Sodium-glucose cotransporter-2 inhibitors for hypergycemia in phosphoinositide 3-kinase pathway inhibition
Purpose Phosphoinositide 3-kinase (PI3K) inhibition is used for the treatment of certain cancers, but can cause profound hyperglycemia and insulin resistance, for which sodium-glucose cotransporter-2 (SGLT2) inhibitors have been proposed as a preferred therapy. The objective of this research is to assess the effectiveness and safety of SGLT2 inhibitors for hyperglycemia in PI3K inhibition. Methods We conducted a single-center retrospective review of adults initiating the PI3K inhibitor alpelisib.
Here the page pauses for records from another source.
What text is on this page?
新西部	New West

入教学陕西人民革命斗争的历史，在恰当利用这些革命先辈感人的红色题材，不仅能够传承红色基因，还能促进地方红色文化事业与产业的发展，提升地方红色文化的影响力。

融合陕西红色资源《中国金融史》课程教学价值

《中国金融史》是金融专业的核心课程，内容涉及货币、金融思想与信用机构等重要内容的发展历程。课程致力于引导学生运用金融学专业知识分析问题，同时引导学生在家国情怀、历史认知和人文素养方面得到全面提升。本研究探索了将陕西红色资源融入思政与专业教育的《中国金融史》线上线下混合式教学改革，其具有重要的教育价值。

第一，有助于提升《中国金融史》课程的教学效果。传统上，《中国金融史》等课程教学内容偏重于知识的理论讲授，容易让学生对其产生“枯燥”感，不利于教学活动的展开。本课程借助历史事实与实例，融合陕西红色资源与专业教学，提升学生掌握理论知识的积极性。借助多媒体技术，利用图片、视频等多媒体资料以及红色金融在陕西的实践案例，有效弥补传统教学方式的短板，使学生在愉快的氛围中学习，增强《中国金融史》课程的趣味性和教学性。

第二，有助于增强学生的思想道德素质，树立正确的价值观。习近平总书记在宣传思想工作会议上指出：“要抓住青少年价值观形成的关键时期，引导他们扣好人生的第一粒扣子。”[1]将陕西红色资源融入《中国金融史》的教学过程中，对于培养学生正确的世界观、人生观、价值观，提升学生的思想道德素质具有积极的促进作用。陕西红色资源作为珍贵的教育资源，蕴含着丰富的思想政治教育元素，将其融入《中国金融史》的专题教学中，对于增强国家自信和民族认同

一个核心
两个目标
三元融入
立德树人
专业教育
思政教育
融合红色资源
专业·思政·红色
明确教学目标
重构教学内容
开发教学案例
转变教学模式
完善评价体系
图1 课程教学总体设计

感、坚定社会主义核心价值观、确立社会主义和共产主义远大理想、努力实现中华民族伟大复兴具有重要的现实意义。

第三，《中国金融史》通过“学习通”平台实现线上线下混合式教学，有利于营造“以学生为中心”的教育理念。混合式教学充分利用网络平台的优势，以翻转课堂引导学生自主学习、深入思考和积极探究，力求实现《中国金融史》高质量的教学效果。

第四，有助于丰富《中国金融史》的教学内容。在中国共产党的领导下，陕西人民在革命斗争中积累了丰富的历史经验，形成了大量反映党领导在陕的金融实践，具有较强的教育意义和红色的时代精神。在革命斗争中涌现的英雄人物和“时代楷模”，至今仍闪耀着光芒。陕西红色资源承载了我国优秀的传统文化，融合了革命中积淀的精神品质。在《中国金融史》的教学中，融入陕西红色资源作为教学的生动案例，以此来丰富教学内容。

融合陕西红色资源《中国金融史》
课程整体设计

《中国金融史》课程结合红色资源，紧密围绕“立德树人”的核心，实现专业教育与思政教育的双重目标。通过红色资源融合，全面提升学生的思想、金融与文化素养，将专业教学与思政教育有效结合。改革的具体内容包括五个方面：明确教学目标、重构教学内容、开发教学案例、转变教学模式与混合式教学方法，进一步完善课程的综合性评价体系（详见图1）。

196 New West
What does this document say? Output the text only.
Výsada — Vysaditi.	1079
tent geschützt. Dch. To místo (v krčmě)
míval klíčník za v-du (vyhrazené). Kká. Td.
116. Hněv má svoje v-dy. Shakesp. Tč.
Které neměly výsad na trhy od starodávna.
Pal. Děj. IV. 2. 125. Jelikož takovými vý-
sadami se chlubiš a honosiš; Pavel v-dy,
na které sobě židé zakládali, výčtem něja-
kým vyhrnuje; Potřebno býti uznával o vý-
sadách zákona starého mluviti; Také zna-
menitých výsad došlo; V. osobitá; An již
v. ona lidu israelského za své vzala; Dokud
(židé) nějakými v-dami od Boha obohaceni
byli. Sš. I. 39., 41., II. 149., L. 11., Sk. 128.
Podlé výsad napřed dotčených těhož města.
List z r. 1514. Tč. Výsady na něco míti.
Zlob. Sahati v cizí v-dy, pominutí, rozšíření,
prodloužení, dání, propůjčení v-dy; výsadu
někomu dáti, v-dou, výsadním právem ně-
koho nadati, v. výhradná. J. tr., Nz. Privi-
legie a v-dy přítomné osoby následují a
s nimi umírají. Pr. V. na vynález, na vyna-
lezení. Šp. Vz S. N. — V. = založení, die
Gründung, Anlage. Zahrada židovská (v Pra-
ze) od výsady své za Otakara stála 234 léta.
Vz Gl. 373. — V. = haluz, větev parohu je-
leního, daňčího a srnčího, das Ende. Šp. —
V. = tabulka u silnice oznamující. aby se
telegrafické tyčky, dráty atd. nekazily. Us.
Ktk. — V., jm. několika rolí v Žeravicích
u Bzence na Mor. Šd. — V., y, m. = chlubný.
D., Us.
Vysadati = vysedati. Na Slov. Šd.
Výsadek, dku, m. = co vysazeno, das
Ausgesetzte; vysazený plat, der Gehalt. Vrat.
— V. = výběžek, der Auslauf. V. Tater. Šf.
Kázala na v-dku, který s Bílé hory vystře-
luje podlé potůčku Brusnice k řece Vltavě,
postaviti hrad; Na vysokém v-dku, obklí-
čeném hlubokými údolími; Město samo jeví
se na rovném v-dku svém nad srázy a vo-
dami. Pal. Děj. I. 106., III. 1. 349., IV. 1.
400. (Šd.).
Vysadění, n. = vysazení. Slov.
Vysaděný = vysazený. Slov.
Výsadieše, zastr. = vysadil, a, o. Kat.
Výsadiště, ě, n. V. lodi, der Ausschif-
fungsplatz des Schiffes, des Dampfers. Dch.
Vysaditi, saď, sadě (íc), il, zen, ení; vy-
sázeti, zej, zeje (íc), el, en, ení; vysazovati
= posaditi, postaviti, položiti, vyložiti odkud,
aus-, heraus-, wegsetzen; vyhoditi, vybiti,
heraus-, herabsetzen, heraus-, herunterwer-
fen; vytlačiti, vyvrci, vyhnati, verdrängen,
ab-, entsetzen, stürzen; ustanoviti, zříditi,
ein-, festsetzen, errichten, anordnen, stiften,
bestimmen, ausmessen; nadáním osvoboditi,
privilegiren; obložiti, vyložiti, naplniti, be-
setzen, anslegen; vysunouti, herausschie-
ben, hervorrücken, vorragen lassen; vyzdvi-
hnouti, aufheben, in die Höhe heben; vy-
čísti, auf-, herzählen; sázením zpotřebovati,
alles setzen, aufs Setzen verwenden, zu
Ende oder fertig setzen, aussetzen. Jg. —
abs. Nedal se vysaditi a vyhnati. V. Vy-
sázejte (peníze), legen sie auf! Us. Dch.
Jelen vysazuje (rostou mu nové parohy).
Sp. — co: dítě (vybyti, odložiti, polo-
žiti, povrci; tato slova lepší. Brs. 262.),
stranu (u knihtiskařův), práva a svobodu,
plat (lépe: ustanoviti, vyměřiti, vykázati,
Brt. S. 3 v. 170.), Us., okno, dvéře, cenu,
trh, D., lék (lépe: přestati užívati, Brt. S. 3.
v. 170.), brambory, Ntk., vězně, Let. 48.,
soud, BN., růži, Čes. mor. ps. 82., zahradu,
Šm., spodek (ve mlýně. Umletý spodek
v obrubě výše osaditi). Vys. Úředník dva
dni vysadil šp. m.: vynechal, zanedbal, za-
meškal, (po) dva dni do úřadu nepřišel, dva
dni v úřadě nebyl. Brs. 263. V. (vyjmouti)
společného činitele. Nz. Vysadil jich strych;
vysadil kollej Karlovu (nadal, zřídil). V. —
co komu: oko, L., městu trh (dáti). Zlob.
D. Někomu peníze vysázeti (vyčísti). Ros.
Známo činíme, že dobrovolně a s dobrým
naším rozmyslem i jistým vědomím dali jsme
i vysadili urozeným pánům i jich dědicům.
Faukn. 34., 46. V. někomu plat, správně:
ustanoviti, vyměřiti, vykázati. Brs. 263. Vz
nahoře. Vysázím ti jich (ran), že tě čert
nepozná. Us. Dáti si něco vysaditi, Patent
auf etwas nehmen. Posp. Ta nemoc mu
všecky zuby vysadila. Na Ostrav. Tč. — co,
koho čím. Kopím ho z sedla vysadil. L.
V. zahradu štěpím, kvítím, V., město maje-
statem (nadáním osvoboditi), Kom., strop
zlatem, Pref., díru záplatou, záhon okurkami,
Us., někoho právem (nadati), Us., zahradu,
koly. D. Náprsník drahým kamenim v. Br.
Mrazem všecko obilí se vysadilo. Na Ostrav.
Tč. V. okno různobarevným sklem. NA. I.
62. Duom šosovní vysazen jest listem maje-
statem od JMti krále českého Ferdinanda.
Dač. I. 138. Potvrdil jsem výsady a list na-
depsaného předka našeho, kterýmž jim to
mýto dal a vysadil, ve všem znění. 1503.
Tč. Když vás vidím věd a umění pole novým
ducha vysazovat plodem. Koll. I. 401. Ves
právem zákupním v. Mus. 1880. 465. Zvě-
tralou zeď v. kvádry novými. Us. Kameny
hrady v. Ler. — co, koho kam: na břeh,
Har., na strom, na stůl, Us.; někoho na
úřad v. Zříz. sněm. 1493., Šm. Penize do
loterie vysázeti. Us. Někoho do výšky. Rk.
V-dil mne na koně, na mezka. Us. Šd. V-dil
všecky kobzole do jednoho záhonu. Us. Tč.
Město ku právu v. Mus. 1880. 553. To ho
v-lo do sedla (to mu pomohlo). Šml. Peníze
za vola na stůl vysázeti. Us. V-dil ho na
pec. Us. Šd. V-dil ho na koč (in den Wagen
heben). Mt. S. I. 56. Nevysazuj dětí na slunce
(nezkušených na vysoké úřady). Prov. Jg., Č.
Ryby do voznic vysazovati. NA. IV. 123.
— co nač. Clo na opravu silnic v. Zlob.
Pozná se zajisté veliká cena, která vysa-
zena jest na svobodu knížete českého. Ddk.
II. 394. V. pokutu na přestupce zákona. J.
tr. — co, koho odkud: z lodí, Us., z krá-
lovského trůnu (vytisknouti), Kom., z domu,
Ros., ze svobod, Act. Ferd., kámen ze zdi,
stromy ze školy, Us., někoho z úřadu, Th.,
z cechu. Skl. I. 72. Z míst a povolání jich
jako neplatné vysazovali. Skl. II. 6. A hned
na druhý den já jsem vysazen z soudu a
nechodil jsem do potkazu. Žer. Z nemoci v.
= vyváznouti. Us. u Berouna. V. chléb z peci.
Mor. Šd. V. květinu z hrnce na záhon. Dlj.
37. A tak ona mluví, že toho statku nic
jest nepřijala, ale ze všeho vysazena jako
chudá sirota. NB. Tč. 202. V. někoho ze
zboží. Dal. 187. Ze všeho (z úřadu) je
Exposure to different antidiabetic drugs and adverse events including diabetic ketoacidosis (DKA) were assessed through chart review. Plasma and point-of-care blood glucoses were extracted from the electronic medical record. Change in serum glucose and the rate of DKA on SGLT2 inhibitor versus other antidiabetic drugs were examined as co-primary outcomes. Results We identified 103 patients meeting eligibility criteria with median follow-up of 92 days after starting alpelisib. When SGLT2 inhibitors were used to treat hyperglycemia, they were associated with a decrease in mean random glucose by -46 mg/dL (95% CI − 77 to − 15) in adjusted linear modeling. Five cases of DKA were identified, two occurring in patients on alpelisib plus SGLT2 inhibitor. Estimated incidence of DKA was: alpelisib plus SGLT2 inhibitor, 48 DKA cases per 100 patient-years (95% CI 6, 171); alpelisib with non-SGLT2 inhibitor antidiabetic drugs, 15 (95% CI 2, 53); alpelisib only, 4 (95% CI 0.1, 22). Conclusions SGLT2 inhibitors are effective treatments for hyperglycemia in the setting of PI3K inhibition.